Three factors affect email deliverability. Here are a few steps that you must follow to improve it.

  • Email domain authentication: You should do this before the start of the email campaign. All email providers look for basic authentication checks. So, build your credibility by configuring the ISPs. If the sending volume is too high, then we recommend you to have emails in a dedicated IP. This way, your email performance is insulated from other email brands if they are in shared IP. At MoEngage, for instance, we ensure that each domain gets its dedicated IP.
  • Audience list management: Gmail and Microsoft expect marketers to do permission-based marketing. This means that you must acquire users organically. We recommend you avoid acquiring users from a third-party list. Once you acquire the users, ensure that the opt-ins and subscribes are in place. After this step, ensure that you regularly perform list maintenance. This will help you to identify and remove users who have not interacted with your email from the list.
  • Message content: Gmail or Microsoft look for three things to mark your email as spam. The first is spam words such as free, discount, cash, etc. If you have been using these words, be careful to avoid making your communication look spam. Gmail’s evolved algorithm considers single image emails as spam. So, ensure that you use at least 40-50% text in an email. We also recommend you avoid link shorteners in your email. Ensure that the links have legitimate domains.

What can you learn from EarlySalary about email deliverability? 

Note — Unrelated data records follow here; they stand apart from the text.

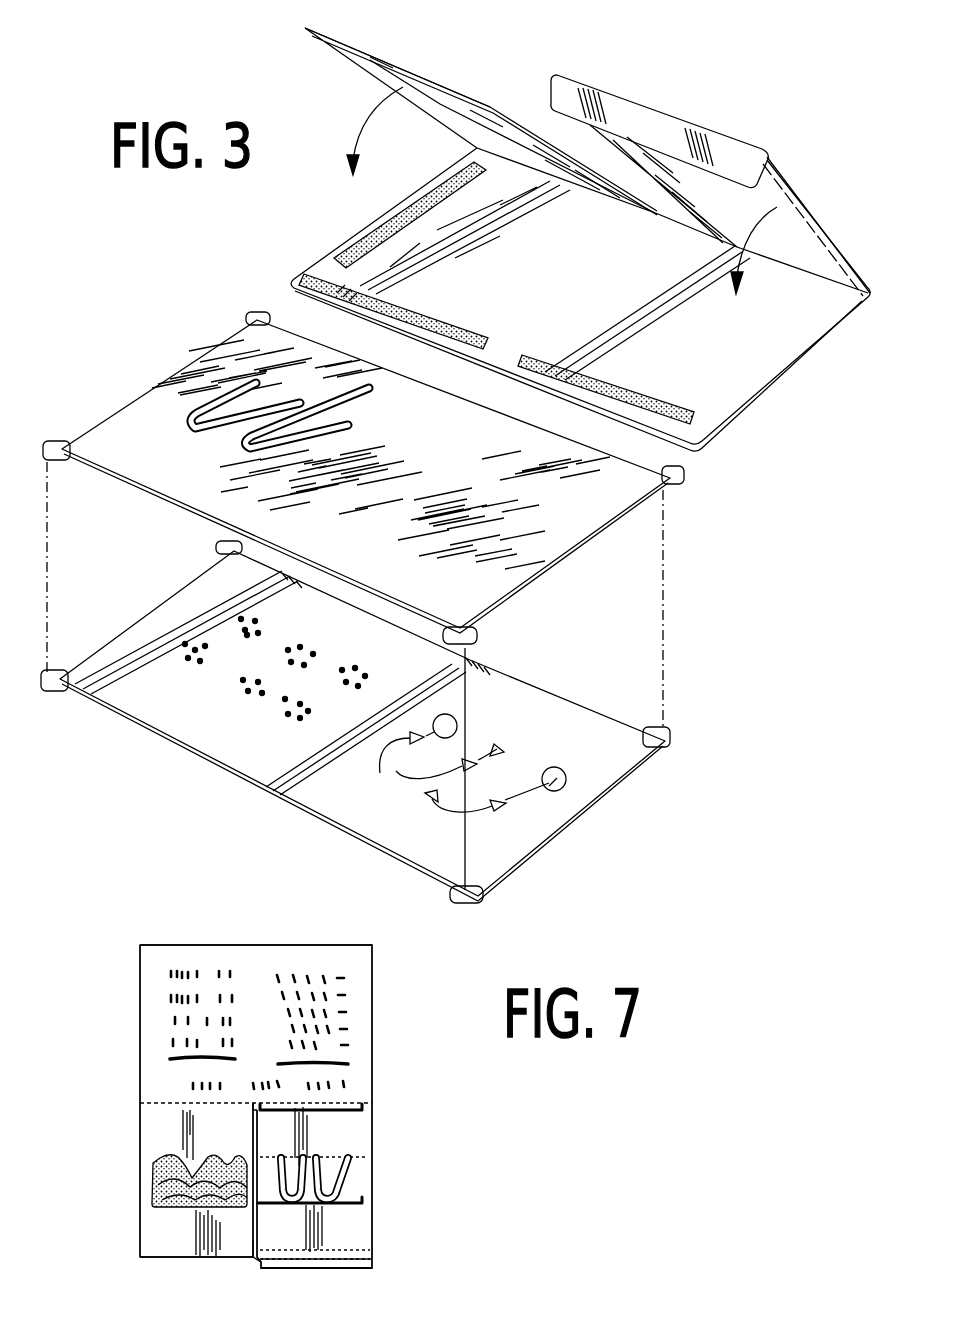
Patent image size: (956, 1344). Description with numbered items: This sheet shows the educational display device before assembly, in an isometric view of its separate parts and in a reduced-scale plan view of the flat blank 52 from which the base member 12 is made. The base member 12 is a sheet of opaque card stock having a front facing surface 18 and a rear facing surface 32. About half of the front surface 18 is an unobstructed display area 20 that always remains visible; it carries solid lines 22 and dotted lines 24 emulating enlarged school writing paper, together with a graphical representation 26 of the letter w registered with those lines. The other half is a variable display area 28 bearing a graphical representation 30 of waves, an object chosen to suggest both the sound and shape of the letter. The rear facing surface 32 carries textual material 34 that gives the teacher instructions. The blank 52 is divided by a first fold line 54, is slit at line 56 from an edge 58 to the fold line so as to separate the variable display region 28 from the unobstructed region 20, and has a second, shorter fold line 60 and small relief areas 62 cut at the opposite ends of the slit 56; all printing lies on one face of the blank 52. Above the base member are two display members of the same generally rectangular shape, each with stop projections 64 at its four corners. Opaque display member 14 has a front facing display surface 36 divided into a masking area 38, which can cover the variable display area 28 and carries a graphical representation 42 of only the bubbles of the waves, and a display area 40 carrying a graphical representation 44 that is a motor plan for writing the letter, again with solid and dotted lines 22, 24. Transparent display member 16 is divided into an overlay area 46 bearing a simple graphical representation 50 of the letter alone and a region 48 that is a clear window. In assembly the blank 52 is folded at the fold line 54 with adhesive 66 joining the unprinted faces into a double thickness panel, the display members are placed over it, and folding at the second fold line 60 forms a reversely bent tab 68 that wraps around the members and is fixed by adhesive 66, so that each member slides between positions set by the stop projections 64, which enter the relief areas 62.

In FIG. 3, the base member 12 is at (754, 394).
In FIG. 7, the base member 12 is at (373, 1037).
In FIG. 3, the display member 14 is at (593, 818).
In FIG. 3, the display member 16 is at (572, 566).
In FIG. 3, the front facing surface 18 is at (438, 88).
In FIG. 7, the front facing surface 18 is at (163, 1143).
In FIG. 3, the unobstructed display area 20 is at (800, 202).
In FIG. 7, the unobstructed display area 20 is at (345, 1130).
In FIG. 7, the solid lines 22 is at (362, 1106).
In FIG. 7, the dotted lines 24 is at (366, 1157).
In FIG. 7, the graphical representation of the letter 26 is at (347, 1182).
In FIG. 7, the variable display area 28 is at (168, 1235).
In FIG. 7, the graphical representation of an object 30 is at (152, 1175).
In FIG. 7, the rear facing surface 32 is at (257, 970).
In FIG. 7, the textual material 34 is at (170, 1018).
In FIG. 3, the front facing display surface 36 is at (259, 758).
In FIG. 3, the masking area 38 is at (194, 702).
In FIG. 3, the display area 40 is at (560, 744).
In FIG. 3, the graphical representation of a portion of the object 42 is at (350, 667).
In FIG. 3, the graphical representation of the letter 44 is at (380, 776).
In FIG. 3, the overlay area 46 is at (194, 464).
In FIG. 3, the transparent window region 48 is at (461, 506).
In FIG. 3, the graphical representation of the letter 50 is at (370, 389).
In FIG. 7, the blank 52 is at (331, 941).
In FIG. 3, the first fold line 54 is at (800, 267).
In FIG. 7, the first fold line 54 is at (143, 1103).
In FIG. 3, the slit 56 is at (533, 123).
In FIG. 7, the slit 56 is at (256, 1232).
In FIG. 3, the edge 58 is at (347, 44).
In FIG. 7, the edge 58 is at (205, 1258).
In FIG. 3, the second fold line 60 is at (720, 136).
In FIG. 7, the second fold line 60 is at (320, 1268).
In FIG. 7, the relief areas 62 is at (257, 1103).
In FIG. 3, the stop projections 64 is at (257, 312).
In FIG. 3, the adhesive 66 is at (427, 208).
In FIG. 3, the reversely bent tab 68 is at (648, 102).
In FIG. 7, the reversely bent tab 68 is at (345, 1270).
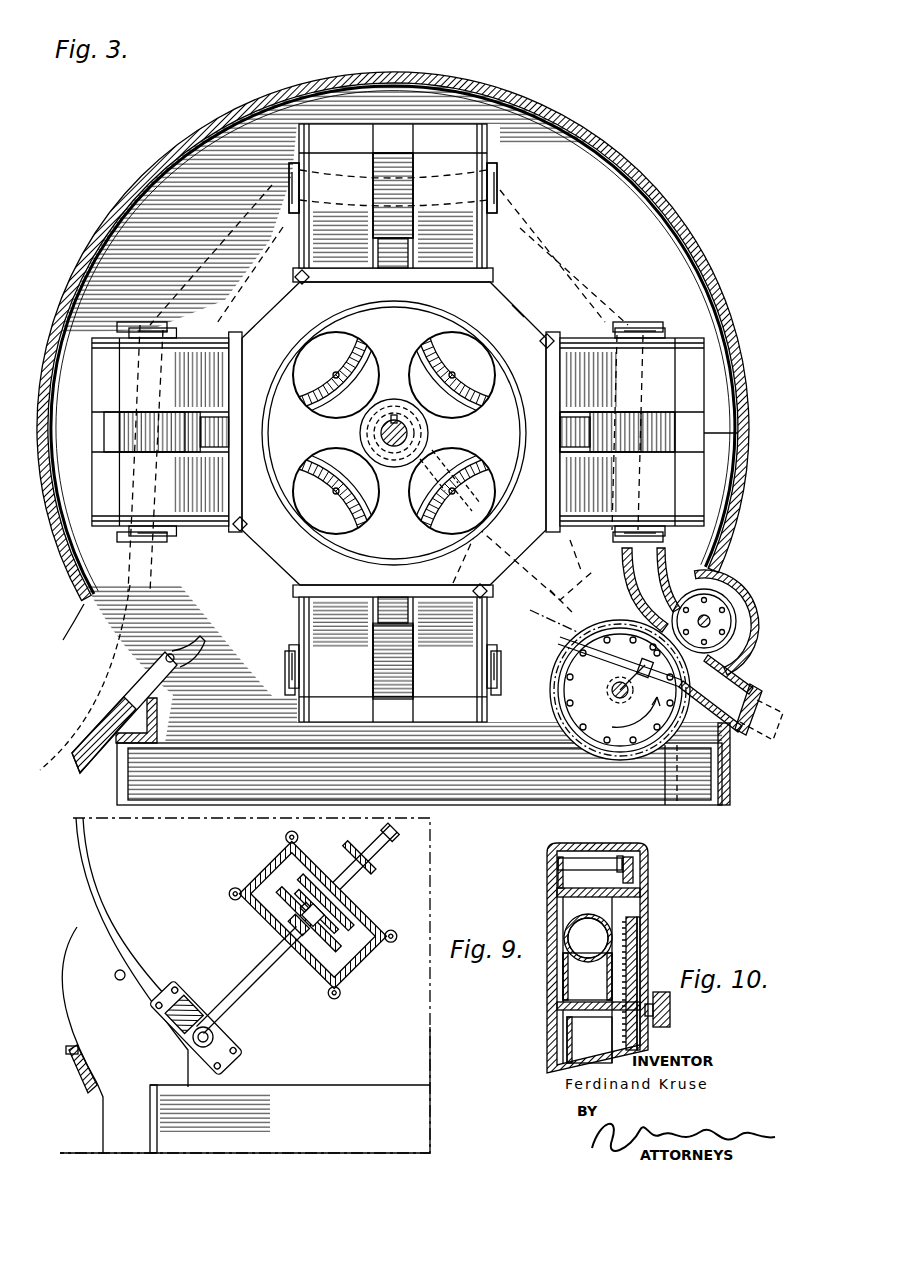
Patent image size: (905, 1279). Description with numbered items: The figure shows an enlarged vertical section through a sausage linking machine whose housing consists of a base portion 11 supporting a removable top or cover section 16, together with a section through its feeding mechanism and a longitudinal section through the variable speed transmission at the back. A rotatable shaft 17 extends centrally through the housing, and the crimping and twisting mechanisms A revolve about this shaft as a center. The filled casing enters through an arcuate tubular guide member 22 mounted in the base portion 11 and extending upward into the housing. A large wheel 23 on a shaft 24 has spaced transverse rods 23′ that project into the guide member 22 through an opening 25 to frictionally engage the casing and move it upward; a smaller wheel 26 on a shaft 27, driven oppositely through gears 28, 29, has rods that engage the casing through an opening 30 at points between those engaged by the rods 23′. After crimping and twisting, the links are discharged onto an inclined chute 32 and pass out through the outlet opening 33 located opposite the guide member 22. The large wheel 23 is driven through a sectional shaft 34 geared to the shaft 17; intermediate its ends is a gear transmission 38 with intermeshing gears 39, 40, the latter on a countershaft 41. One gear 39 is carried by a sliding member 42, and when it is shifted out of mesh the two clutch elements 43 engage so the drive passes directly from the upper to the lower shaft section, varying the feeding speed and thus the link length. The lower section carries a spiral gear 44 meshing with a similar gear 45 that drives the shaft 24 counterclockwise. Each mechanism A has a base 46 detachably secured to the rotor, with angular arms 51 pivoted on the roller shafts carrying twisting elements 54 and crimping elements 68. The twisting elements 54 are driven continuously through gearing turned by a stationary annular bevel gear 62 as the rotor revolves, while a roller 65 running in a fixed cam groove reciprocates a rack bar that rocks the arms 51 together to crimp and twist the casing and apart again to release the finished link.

Like most companies, EarlySalary’s email marketing campaigns were not being effective. Most of their emails were landing in the spam box. MoEngage started an email deliverability consulting practice and did an end-to-end email audit for EarlySalary. We checked 30-40 different things such as infrastructure, domain reputation, IP reputation, and if the domain or IP is listed in blacklists. We found 3-4 problem areas. Here’s how we solved it.

  • Repaired the content: We found that the image hosting domain had a bad reputation. This led the emails to land in spam. Things started to improve once we moved it to a healthy domain.
  • Improved the email to text ratio: We worked on the template, improved the email to text ratio, and combined personalization to make it a legitimate email. By personalizing the subject line and content, we were able to send more than 80% of the emails into the primary folder. 
  • Worked upon user segmentation: We created micro-segments based on the user’s historical activity. For example, we targeted active users first. We optimized them for frequency and sent time. We created different templates for each micro-segment and sent them emails at an optimized frequency at a particular time. When we analyzed the data, we found that the email deliverability rate had improved by 90%, the CTR had increased by 9%, and the overall drop-off rate had reduced by 5%.

So, if you have been facing issues with your email deliverability, we recommend you to check parameters such as the content, domain authentication, etc. This will help you to create a more successful email marketing campaign.